One of the issues he is particularly concerned about is climate change, so this is factored into his investment decisions. He adds: “I also want to invest in companies that have appointed female directors or female executives to the board.”
But Richard’s investment decisions aren’t based solely on these environmental, social and governance (ESG) factors; there are also a number of key financial metrics he also looks out for. He says: “With shares I’m looking for companies that have a positive net asset value, a lack of debt and have a business model I understand.”
When it comes to funds, he prefers those with a strong track records but also likes funds which address ESG issues and likes those with a female manager at the helm. These are few and far between, of course; a Morningstar investigation recently revealed that more funds run by men named Dave than are run by women.
Richard, who lives in Manchester, has a pension and an Isa, which he manages himself. He tries to take a long-term approach, aiming to hold any shares for at least five years. “My usual share purchase is about £2,000 and I aim to sell a portion of these shares once the price has doubled,” he explains.
Pasties and Packaging
Some of his best holdings have included high street bakers Greggs (GRG), which he has held since 2010, and paper and packaging company Mondi (MNDI) and engineering group VP (VP.), both of which he has owned since 2011.

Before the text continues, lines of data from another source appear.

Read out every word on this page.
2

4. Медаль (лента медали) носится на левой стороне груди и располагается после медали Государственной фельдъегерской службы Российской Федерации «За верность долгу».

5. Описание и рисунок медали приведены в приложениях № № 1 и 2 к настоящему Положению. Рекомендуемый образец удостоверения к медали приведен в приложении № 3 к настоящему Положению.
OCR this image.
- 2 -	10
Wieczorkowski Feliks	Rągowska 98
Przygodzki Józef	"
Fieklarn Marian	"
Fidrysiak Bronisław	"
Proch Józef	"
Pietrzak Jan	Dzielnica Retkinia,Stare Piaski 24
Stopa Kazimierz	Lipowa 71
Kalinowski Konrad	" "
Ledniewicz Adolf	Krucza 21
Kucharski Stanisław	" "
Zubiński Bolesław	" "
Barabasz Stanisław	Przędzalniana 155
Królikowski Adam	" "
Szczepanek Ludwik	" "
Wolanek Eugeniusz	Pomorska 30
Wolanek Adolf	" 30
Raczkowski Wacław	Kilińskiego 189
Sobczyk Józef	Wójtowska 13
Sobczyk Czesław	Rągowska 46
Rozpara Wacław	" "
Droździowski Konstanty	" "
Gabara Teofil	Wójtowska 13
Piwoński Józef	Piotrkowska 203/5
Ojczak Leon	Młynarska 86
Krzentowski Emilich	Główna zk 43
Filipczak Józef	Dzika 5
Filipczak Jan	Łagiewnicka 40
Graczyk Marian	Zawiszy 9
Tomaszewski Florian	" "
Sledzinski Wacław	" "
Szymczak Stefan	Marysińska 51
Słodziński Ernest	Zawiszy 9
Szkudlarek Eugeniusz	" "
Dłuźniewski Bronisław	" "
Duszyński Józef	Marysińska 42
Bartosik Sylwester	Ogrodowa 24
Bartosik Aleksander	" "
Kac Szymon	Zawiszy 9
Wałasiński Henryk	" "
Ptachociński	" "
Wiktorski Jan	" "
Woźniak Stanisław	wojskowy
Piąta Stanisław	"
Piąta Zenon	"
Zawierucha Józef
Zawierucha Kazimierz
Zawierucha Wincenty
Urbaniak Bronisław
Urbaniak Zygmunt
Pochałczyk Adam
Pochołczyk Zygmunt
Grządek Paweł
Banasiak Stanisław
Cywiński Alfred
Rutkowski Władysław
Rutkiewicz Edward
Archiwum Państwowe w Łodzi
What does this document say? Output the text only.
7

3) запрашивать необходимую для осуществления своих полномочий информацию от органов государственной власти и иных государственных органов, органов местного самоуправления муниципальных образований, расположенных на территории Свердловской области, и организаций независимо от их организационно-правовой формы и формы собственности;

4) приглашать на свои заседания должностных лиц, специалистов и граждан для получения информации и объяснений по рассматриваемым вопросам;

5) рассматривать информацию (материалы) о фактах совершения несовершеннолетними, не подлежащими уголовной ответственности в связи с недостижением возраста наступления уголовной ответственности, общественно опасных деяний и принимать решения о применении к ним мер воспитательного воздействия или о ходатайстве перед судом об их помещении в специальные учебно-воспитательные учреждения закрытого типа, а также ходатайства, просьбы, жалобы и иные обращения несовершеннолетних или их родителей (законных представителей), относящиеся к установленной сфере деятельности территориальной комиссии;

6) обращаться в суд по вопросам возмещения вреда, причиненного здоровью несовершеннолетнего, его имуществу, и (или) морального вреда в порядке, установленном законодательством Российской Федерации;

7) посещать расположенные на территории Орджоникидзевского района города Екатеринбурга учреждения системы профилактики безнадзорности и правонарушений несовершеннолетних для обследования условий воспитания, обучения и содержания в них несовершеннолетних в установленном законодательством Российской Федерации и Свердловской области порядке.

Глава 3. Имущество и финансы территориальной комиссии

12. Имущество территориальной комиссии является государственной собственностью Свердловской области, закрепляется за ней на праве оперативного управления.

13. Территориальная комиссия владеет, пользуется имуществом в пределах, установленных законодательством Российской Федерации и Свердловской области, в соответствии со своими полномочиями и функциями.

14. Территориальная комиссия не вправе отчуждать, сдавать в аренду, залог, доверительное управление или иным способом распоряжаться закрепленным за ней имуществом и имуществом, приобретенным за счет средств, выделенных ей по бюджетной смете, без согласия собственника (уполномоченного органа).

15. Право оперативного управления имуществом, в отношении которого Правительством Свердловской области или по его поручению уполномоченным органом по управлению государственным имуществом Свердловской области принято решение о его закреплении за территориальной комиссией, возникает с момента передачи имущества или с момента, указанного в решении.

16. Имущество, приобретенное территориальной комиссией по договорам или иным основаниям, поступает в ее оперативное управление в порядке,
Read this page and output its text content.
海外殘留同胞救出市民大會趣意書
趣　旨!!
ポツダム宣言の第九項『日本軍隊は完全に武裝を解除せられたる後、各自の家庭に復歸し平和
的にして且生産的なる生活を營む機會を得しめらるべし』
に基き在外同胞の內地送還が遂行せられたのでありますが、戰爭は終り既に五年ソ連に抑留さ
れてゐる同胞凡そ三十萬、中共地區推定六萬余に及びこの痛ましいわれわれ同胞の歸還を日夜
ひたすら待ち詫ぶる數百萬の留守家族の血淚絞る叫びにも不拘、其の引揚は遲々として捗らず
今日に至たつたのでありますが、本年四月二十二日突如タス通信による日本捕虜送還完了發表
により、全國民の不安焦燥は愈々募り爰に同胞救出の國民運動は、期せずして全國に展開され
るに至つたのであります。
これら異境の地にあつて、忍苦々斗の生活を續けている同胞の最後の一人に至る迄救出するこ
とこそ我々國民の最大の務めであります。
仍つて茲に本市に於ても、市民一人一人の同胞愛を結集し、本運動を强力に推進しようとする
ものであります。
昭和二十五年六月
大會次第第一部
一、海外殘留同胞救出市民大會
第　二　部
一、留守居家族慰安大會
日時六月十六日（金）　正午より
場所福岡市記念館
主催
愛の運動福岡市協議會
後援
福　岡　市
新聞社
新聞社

Shareholders in Greggs have enjoyed tasty returns, particularly since the start of 2014. At that point shares were priced at 439p and have climbed steadily since as the baker has successfully managed to tap into key trends, most notably with the launch of its vegan sausage roll. Greggs shares hit £24.66 earlier this year.
According to Morningstar data, shareholders has seen an annual return of 19.18% over the past 10 years, more than twice the 7.24% return delivered by the FTSE 100 over the same period.
Mondi has delivered similarly buoyant returns over the past decade. According to Morningstar, shareholders have seen annual returns of 20.64% over the past 10 years.
Meanwhile, VP has also enjoyed a decade of strong growth. While its share price has dipped since mid-2018, shareholders have still seen a yearly return of 20.3% over 10 years.
Richard has held Spirax-Sarco Engineering (SPX) since 1998, when shares in the engineering stocks were around 200p. Today they are trading at £85.90. He adds: “My investment strategy has not changed much over the years, but I find it harder to find shares which fit my criteria. This is probably a good thing as it limits the size of my portfolio.”
Ethical Funds Deliver
Richard believes his ethical outlook has also paid off in his fund holdings, with Jupiter Ecology the best performing fund in his portfolio, where he has held it since 2003. It has delivered annualised returns of 8.9% over 10 years.
Jupiter Ecology has a four-star rating from Morningstar, however it has recently been downgraded from a Bronze to Neutral Analyst Rating. Morningstar analyst Ronald van Genderen is concerned that the fund manager — Charlie Thomas, who has run this fund since 2003 — has accumulated additional responsibilities in recent years and that the additional workload could affect the performance of the fund.
While not all Richard’s holdings have produced such good returns, he says there haven’t been too many “out and out disasters”.
He says: “The only real disaster was PV Crystalox Solar. This company produces multi-crystalline silicone ingots and wafers used in solar panels. From an environmental point of view, it looked like an attractive option, but the company’s share price collapsed after cuts to government subsidies."
Shares in PVCS fell from a high of £69.26 towards the end of 2008, to 230p at the start of 2012. Today they are trading at around 65p. Richard says: “I now have stricter criteria on share selection as a result of this experience.”